Attitude Is the Answer

Bill Strickland is a stealth speaker. He has the down-home, aw-shucks approach to public presentation nailed.

He says he has no prepared speech. Then leads us through an inricate, twisty narrative of intrigue and entrepreneurial success. He introduces characters offhandedly, as "a fellow called" and "another fellow called," and "a company called."

But the fellows always turn out to be people like Dizzy Gillespie and Willie Brown. And the company is always something stellar like IBM.

But the story - what a story it is.

 

It begins in the 1960s with Bill Strickland goofing his way through high school in New York City. One day he passes a school door and sees inside an art instructor working a potter's wheel.

It was love at first sight -- for the wheel, not the instructor, Frank Ross. But Ross agreed to take Strickland on as apprentice for two years. He still goofed his way through high school, but he was serious about ceramics. It inspired him to apply in pencil for college -- in pencil -- at the University of Pittsburgh.

By 1970, Strickland had graduated and established himself as someone ready to take on a challenge. He was offered, and accepted, the directorship of the Bidwell Training Center, a run-down remnant of the war on poverty, in Pittsburgh's Homestead neighborhood. The day he arrived he discovered the center owed $300,000 in back payroll taxes.

Strickland boasted that his stormy first days at Bidwell forced him to become a good manager. But he must also have exhibited some first class leadership, because the two organizations he ran over time took on a different air than their counterparts in other cities -- they thrived.

Twelve years ago, for instance, he had the old buildings razed and replaced them with first class architecture by a student of Frank Lloyd Wright, including a first class fountain.

"My ambition was to create a magnificent place in the inner city," Strickland said, "for people who don't often have a nice day."

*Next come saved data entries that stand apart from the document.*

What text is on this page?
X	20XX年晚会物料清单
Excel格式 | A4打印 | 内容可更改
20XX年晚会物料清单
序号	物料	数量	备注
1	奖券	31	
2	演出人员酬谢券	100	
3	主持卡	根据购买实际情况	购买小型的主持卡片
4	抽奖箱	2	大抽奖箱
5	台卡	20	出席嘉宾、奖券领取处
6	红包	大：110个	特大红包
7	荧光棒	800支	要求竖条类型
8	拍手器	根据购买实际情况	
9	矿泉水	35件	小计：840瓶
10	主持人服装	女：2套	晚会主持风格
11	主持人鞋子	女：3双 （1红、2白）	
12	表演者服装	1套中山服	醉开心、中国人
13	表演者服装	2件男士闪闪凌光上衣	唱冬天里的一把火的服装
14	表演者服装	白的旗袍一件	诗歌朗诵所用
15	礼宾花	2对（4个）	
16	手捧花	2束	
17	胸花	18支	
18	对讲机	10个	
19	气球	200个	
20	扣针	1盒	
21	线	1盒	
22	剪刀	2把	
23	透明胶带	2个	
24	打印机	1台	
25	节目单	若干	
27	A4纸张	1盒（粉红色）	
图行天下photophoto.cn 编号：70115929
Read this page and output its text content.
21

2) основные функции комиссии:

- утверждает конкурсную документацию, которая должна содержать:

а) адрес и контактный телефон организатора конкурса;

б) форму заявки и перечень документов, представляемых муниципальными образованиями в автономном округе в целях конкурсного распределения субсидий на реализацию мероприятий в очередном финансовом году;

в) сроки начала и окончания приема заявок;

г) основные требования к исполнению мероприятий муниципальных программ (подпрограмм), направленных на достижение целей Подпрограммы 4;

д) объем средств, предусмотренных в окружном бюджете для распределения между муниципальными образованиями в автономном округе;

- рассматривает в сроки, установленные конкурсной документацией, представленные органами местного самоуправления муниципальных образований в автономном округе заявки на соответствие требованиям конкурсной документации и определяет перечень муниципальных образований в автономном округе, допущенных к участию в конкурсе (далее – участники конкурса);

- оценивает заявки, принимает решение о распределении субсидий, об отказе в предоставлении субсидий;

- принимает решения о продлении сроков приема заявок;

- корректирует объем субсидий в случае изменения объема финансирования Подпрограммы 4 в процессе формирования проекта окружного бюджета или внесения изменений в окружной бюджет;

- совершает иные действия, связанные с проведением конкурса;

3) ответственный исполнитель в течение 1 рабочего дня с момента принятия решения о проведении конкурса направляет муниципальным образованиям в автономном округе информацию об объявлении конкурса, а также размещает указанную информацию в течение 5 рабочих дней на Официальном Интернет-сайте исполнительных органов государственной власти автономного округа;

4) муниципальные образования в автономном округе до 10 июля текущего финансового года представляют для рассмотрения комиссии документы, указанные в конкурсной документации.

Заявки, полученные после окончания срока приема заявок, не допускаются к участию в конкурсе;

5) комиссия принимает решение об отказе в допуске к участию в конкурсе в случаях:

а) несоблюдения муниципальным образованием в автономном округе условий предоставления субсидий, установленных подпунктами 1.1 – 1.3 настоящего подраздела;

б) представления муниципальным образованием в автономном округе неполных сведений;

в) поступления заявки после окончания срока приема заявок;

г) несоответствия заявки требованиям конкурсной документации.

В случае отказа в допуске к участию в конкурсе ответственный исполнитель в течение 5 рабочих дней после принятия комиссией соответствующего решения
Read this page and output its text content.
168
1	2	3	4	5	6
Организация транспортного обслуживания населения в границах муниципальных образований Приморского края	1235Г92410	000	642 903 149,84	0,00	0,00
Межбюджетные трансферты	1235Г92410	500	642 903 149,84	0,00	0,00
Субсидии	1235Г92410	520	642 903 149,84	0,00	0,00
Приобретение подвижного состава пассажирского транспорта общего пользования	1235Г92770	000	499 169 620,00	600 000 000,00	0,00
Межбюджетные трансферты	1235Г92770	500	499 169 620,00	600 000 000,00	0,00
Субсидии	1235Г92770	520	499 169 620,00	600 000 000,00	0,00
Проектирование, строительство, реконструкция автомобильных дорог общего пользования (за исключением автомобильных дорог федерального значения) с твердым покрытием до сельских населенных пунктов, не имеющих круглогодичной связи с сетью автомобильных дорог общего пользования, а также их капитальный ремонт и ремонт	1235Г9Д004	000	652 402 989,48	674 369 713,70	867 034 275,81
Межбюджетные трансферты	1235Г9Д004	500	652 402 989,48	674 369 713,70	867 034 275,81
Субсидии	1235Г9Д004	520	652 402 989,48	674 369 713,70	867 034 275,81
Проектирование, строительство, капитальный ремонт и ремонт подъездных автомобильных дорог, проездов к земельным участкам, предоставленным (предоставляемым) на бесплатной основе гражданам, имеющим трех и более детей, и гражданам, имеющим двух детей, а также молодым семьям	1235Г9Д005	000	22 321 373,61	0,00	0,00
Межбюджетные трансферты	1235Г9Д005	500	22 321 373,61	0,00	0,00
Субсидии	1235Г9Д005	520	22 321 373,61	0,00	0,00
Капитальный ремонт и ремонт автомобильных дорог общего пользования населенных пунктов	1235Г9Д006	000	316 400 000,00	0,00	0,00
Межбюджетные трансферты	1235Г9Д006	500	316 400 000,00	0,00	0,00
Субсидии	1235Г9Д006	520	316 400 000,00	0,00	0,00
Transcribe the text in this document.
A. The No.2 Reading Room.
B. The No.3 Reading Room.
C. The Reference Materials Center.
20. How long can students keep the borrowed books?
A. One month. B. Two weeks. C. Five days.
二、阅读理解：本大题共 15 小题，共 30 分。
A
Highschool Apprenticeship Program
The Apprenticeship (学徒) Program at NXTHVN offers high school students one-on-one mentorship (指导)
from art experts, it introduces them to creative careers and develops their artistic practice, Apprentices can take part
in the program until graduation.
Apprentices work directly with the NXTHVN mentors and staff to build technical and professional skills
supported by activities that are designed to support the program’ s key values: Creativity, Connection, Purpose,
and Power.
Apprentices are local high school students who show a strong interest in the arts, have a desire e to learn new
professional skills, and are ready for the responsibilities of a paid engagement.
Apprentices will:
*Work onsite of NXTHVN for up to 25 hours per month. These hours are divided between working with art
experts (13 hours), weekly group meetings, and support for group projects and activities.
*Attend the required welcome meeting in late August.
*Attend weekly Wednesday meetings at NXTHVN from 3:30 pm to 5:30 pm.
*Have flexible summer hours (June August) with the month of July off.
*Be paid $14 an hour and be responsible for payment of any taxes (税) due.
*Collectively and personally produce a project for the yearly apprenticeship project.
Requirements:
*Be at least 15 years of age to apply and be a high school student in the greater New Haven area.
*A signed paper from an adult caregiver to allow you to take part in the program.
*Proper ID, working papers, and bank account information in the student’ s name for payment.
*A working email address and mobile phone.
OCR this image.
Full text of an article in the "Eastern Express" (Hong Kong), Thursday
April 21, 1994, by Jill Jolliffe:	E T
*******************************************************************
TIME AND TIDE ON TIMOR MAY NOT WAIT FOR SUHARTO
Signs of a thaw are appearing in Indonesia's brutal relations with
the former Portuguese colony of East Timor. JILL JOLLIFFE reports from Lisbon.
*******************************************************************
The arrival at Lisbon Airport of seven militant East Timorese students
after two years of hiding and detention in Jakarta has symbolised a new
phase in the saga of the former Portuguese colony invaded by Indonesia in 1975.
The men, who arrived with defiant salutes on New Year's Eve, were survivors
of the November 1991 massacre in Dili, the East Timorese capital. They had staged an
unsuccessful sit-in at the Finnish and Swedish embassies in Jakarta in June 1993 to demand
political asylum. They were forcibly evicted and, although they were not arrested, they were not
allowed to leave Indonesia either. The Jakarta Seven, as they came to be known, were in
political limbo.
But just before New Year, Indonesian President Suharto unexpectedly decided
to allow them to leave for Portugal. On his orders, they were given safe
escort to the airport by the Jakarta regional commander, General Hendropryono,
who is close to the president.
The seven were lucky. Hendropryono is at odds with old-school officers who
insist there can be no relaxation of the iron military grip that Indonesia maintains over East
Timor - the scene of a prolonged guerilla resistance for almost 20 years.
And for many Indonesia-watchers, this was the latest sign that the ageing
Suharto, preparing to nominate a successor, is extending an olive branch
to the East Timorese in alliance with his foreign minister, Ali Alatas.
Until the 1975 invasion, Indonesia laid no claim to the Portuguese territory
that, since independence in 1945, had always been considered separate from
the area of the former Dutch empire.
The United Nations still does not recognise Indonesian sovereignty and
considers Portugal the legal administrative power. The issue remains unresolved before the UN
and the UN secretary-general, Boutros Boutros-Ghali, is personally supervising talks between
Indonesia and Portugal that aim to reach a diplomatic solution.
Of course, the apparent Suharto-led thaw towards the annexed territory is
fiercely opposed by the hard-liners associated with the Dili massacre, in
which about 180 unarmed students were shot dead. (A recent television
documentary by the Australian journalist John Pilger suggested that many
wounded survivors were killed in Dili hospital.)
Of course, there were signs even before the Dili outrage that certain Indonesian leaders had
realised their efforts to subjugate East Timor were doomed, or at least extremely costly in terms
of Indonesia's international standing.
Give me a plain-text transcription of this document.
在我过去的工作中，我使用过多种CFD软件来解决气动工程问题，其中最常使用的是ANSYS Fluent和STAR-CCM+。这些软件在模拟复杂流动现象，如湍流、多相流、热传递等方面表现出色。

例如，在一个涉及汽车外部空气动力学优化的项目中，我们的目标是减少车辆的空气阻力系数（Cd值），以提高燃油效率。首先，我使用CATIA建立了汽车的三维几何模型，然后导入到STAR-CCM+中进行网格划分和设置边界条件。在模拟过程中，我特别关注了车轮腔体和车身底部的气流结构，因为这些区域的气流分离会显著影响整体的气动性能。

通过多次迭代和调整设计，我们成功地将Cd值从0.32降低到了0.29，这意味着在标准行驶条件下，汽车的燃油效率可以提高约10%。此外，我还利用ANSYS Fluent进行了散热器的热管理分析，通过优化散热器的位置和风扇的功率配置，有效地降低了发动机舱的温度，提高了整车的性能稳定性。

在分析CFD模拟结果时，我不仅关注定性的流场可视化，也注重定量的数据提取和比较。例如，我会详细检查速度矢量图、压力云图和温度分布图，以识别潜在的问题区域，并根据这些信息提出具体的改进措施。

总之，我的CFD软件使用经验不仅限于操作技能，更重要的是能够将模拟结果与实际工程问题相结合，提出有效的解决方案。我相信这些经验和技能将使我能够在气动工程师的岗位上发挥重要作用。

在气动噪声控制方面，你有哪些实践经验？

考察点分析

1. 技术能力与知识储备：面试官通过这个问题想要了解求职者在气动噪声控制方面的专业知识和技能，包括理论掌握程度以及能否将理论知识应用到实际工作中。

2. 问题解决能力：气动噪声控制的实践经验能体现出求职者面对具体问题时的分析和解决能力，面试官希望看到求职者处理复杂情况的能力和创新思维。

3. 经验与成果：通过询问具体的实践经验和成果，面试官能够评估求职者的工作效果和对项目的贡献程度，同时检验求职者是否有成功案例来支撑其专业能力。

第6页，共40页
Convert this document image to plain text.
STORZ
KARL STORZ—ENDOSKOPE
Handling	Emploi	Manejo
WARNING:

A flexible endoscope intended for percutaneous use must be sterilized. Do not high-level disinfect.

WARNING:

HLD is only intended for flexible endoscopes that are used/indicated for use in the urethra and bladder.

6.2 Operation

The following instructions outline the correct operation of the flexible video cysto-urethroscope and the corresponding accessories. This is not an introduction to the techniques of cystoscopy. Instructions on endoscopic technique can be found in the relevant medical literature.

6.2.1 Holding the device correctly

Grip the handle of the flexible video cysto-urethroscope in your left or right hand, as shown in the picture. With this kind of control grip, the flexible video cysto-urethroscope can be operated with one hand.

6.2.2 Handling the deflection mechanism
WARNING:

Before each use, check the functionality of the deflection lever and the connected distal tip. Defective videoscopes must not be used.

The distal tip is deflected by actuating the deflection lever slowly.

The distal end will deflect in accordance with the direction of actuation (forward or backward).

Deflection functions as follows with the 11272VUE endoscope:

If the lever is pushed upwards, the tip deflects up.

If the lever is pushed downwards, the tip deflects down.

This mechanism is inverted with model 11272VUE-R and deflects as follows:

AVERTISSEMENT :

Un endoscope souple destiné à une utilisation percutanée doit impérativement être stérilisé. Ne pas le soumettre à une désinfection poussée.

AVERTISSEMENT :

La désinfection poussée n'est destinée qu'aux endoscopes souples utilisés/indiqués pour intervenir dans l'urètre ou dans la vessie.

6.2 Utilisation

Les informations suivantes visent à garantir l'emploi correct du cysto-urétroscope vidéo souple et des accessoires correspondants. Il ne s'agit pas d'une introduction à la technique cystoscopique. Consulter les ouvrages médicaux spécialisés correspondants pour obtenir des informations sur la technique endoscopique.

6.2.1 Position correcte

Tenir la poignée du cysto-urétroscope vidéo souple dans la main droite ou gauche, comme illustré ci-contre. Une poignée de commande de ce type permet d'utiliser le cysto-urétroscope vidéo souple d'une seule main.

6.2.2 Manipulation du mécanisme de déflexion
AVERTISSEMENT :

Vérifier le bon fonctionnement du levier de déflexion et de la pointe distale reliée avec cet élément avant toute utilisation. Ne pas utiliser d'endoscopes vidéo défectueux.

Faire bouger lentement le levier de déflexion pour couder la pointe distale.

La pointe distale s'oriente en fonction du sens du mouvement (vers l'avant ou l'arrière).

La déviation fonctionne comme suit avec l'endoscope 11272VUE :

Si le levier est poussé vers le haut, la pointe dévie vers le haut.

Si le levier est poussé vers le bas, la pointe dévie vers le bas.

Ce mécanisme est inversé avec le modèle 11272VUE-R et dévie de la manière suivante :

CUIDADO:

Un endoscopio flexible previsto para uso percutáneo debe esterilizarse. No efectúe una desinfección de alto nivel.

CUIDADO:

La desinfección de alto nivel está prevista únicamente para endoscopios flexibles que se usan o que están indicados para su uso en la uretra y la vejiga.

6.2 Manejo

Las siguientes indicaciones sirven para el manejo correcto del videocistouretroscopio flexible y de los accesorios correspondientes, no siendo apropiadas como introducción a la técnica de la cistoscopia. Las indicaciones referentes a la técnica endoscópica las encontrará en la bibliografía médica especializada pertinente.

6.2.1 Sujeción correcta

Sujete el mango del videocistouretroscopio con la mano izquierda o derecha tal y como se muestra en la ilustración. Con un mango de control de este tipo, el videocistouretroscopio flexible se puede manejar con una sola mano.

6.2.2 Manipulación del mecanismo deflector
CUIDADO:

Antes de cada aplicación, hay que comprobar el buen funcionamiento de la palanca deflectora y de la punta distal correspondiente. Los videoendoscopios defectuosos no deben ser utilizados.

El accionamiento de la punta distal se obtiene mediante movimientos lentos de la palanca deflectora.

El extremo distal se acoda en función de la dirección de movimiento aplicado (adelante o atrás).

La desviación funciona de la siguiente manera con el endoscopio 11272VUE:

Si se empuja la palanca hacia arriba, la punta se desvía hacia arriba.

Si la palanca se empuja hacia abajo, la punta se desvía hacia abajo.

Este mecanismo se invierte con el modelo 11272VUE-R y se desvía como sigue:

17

So he appealed to the board of the Carnegie Foundation to finance the building, including the fountain.

At Bidwell and the Craftsmen's Guild, he figured, his task was retrain out-of-work steelworkers for new lives, along with welfare mothers and at-risk kids.

So what was there about steelworkers, welfare mothers, and at-risk kids that they didn't deserve a fountain, to?

He commissioned artwork for the lobby of the new buildings. "The artwork is all to my taste," he explained, "because I raised the money."

He installed ceramics, paintings, sculpture, and exquisite handmade Japanese conference room furniture. (Because steelworkers, welfare mothers, and at-risk kids deserve good art and nice furniture, too. Memorize that sentence structure, because it is a mantra with Strickland.)

"See, I'm in the attitude business," he said. "To bring people back to life they must feel like the solution, not the problem." That's why he buys fresh-cut, real flowers for the lobby, not plastic.

(When a visitor asked how they came up with the idea of flowers, Strickland said he bought them himself. "You don't need a task force to buy flowers," he grumped.)

Excellence began making regular pilgrimages to Bidwell and the craftsmen's Guild. Sen. John Heinz, also of the Heinz Corp., threw cash at Strickland to create a food industry training program.  Soon scores of steelworkers, welfare mothers, etc. were creating gourmet food at the school -- and students were consuming it in the lunchroom. ("Because they deserve it. And because it's hard to teach people who are hungry.")

He built an amphitheater for the teaching chefs, who flew in from all over the world to offer demonstrations of culinary technique. 

A series of business types -- from IBM, Bayer, Thrift Drug, American Express, Alcoa, Fisher Scientific -- visited the school, were bewitched by the trout almondine, and became involved in expanding the school's offerings and facilities.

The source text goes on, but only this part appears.